Who cares if the hardest of Brexits offers succour to the cause of Scottish independence?

Third, all over Britain, families are suffering as a result of this government’s policies. Johnson won his majority by promising not only to get Brexit done, but to “level up” the country. That was just empty rhetoric: his chancellor, Rishi Sunak, has continued the approach of his predecessors since 2010, introducing the biggest ever one-off benefit cut, on top of the last decade’s tax credit cuts that have seen some low-income parents lose thousands of pounds a year even as more affluent families have had their tax bills reduced. Refugees fleeing war zones and human rights abuses have found themselves at the sharp end of a culture war with Priti Patel’s Home Office.

Finally, the last few weeks of revelations about Johnson’s hypocrisy on Covid do not just damage the Conservative party. Like the expenses scandal more than a decade ago, it undermines public trust in all politicians and the legitimacy of our democratic institutions. It makes a mockery of the rule of law when ordinary citizens are punished for breaking the law, but senior politicians, political aides and civil servants appear to neatly sidestep the consequences.

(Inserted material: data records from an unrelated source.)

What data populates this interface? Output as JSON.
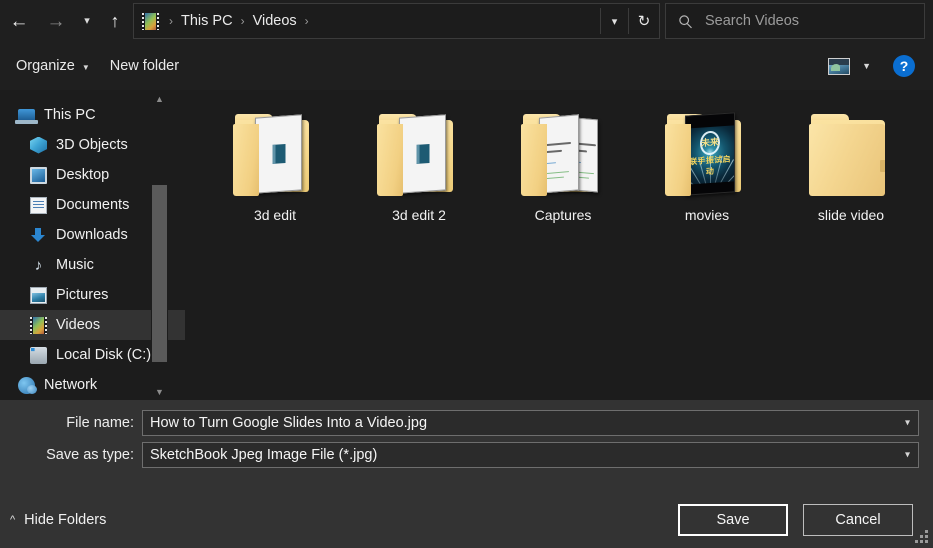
{
  "nav": {
    "back_icon": "arrow-left-icon",
    "forward_icon": "arrow-right-icon",
    "history_icon": "chevron-down-icon",
    "up_icon": "arrow-up-icon",
    "breadcrumb": {
      "location_icon": "videos-folder-icon",
      "items": [
        "This PC",
        "Videos"
      ],
      "separator": "›",
      "trailing_separator": "›"
    },
    "address_dropdown_icon": "chevron-down-icon",
    "refresh_icon": "refresh-icon",
    "refresh_glyph": "↻"
  },
  "search": {
    "icon": "search-icon",
    "placeholder": "Search Videos",
    "value": ""
  },
  "toolbar": {
    "organize_label": "Organize",
    "organize_caret": "▼",
    "new_folder_label": "New folder",
    "view_icon": "view-layout-icon",
    "view_caret": "▼",
    "help_icon": "help-icon",
    "help_label": "?"
  },
  "sidebar": {
    "scroll_up_icon": "chevron-up-icon",
    "scroll_down_icon": "chevron-down-icon",
    "items": [
      {
        "label": "This PC",
        "icon": "this-pc-icon",
        "level": "root",
        "selected": false
      },
      {
        "label": "3D Objects",
        "icon": "3d-objects-icon",
        "level": "child",
        "selected": false
      },
      {
        "label": "Desktop",
        "icon": "desktop-icon",
        "level": "child",
        "selected": false
      },
      {
        "label": "Documents",
        "icon": "documents-icon",
        "level": "child",
        "selected": false
      },
      {
        "label": "Downloads",
        "icon": "downloads-icon",
        "level": "child",
        "selected": false
      },
      {
        "label": "Music",
        "icon": "music-icon",
        "level": "child",
        "selected": false
      },
      {
        "label": "Pictures",
        "icon": "pictures-icon",
        "level": "child",
        "selected": false
      },
      {
        "label": "Videos",
        "icon": "videos-icon",
        "level": "child",
        "selected": true
      },
      {
        "label": "Local Disk (C:)",
        "icon": "local-disk-icon",
        "level": "child",
        "selected": false
      },
      {
        "label": "Network",
        "icon": "network-icon",
        "level": "root",
        "selected": false
      }
    ]
  },
  "files": {
    "items": [
      {
        "name": "3d edit",
        "type": "folder",
        "thumbnail": "document-preview"
      },
      {
        "name": "3d edit 2",
        "type": "folder",
        "thumbnail": "document-preview"
      },
      {
        "name": "Captures",
        "type": "folder",
        "thumbnail": "two-document-preview"
      },
      {
        "name": "movies",
        "type": "folder",
        "thumbnail": "video-preview"
      },
      {
        "name": "slide video",
        "type": "folder",
        "thumbnail": "empty"
      }
    ]
  },
  "form": {
    "filename_label": "File name:",
    "filename_value": "How to Turn Google Slides Into a Video.jpg",
    "filetype_label": "Save as type:",
    "filetype_value": "SketchBook Jpeg Image File (*.jpg)",
    "dropdown_icon": "chevron-down-icon"
  },
  "footer": {
    "hide_folders_label": "Hide Folders",
    "hide_folders_caret": "˄",
    "save_label": "Save",
    "cancel_label": "Cancel",
    "resize_grip_icon": "resize-grip-icon"
  },
  "colors": {
    "window_bg": "#1f1f1f",
    "browser_bg": "#1c1c1c",
    "form_bg": "#333333",
    "accent_blue": "#0a6ed1",
    "folder_yellow": "#f5d78c",
    "selection": "#333333",
    "text": "#f0f0f0"
  }
}
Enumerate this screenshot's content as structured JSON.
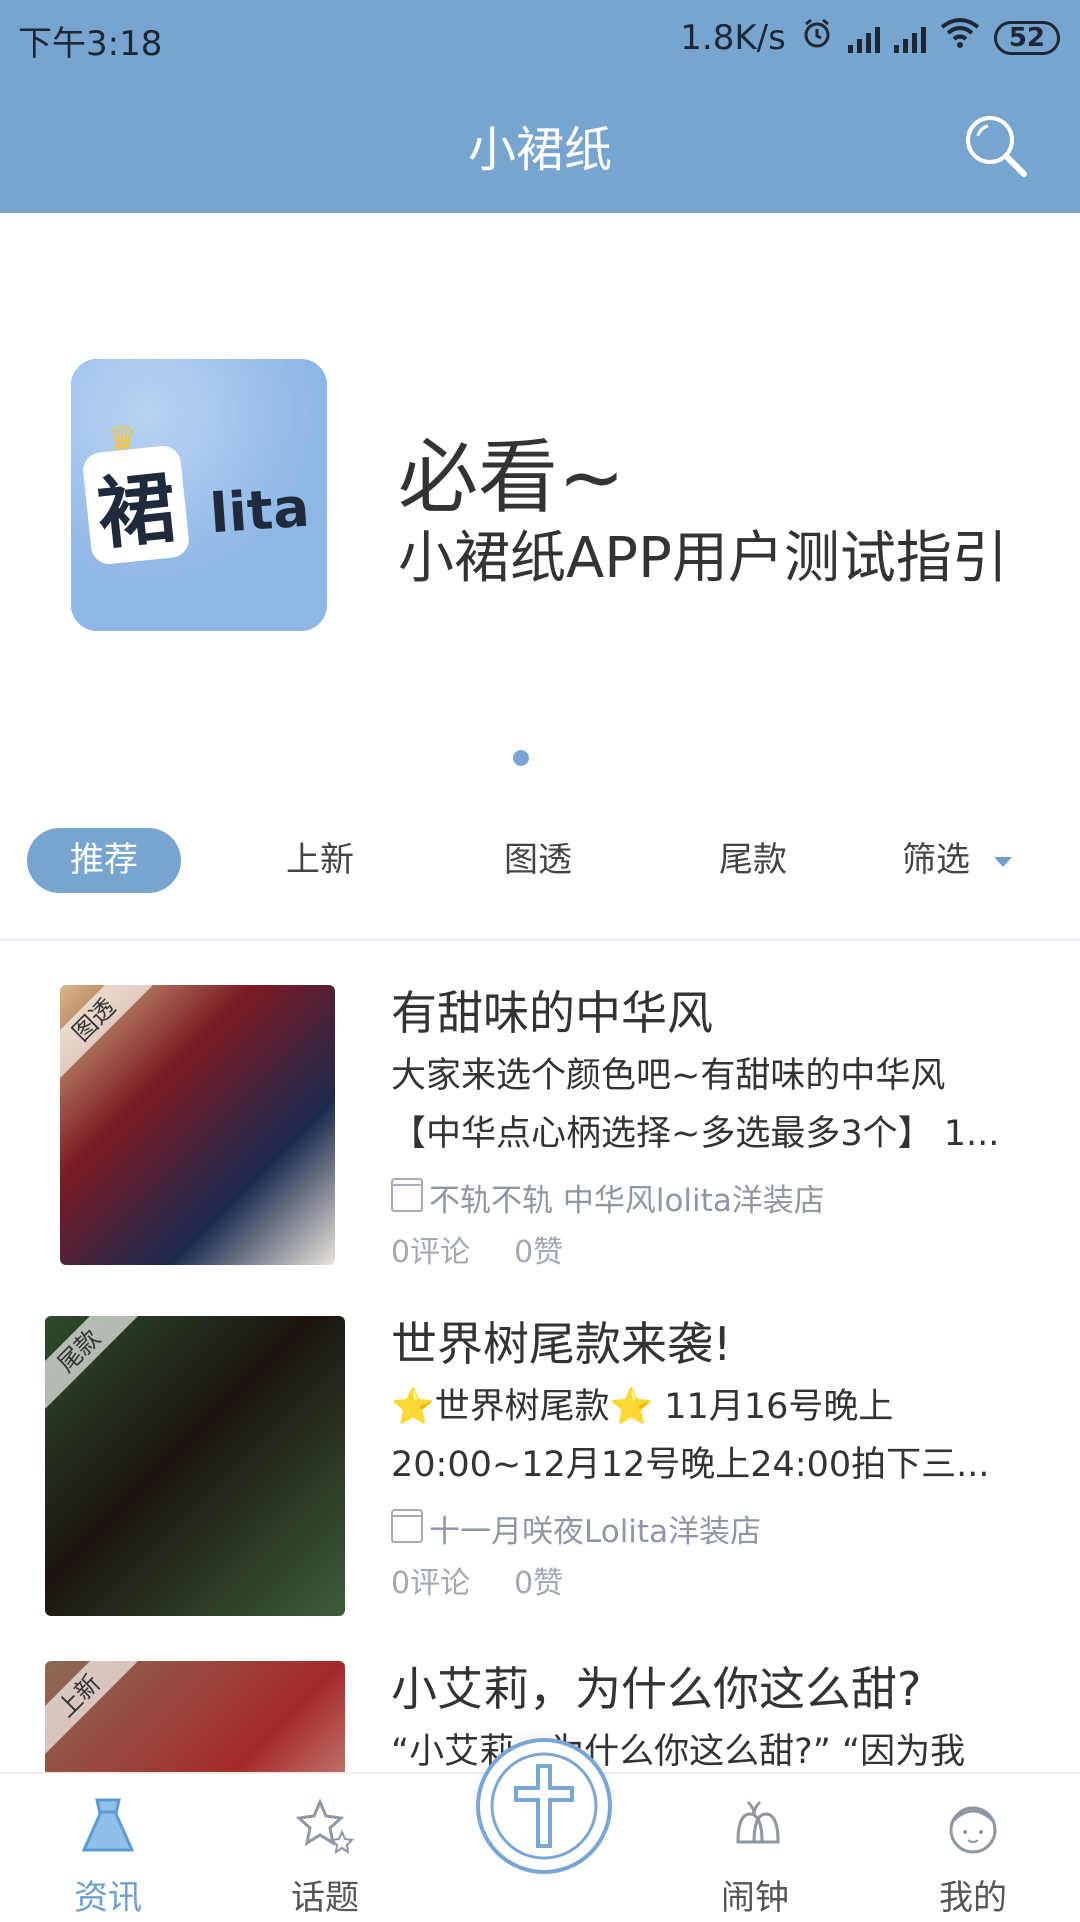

From electoral asset to liability

Every day Johnson continues as prime minister, the damage he does grows. As his evolution from electoral asset to electoral liability dawns on his party, it is looking increasingly likely that they will not allow him to continue in office for much longer. But Britain’s political crisis will not be over. The choice of the next prime minister would fall to Conservative MPs and party members. Johnson’s likely successors are all complicit in the government’s dreadful track record.

The only hope lies in a renewed Labour party winning the next general election. Keir Starmer has emerged from recent weeks as a man of competence, integrity and values. Labour still has a long way to go in addressing the reasons why it lost voters in 2019 and communicating what a Starmer premiership would achieve for Britain, but they are advancing from the terrible defeat Jeremy Corbyn led them to then.

Prime minister Boris Johnson is a creation of the modern Conservative party. Tory MPs propelled this charlatan to No 10 entirely because it suited their narrow interests, with no regard for the consequences for the country. It is extraordinary how little contrition many of those who backed him have shown. Johnson’s resignation is not enough: the Conservative party itself must be held accountable for his disastrous premiership.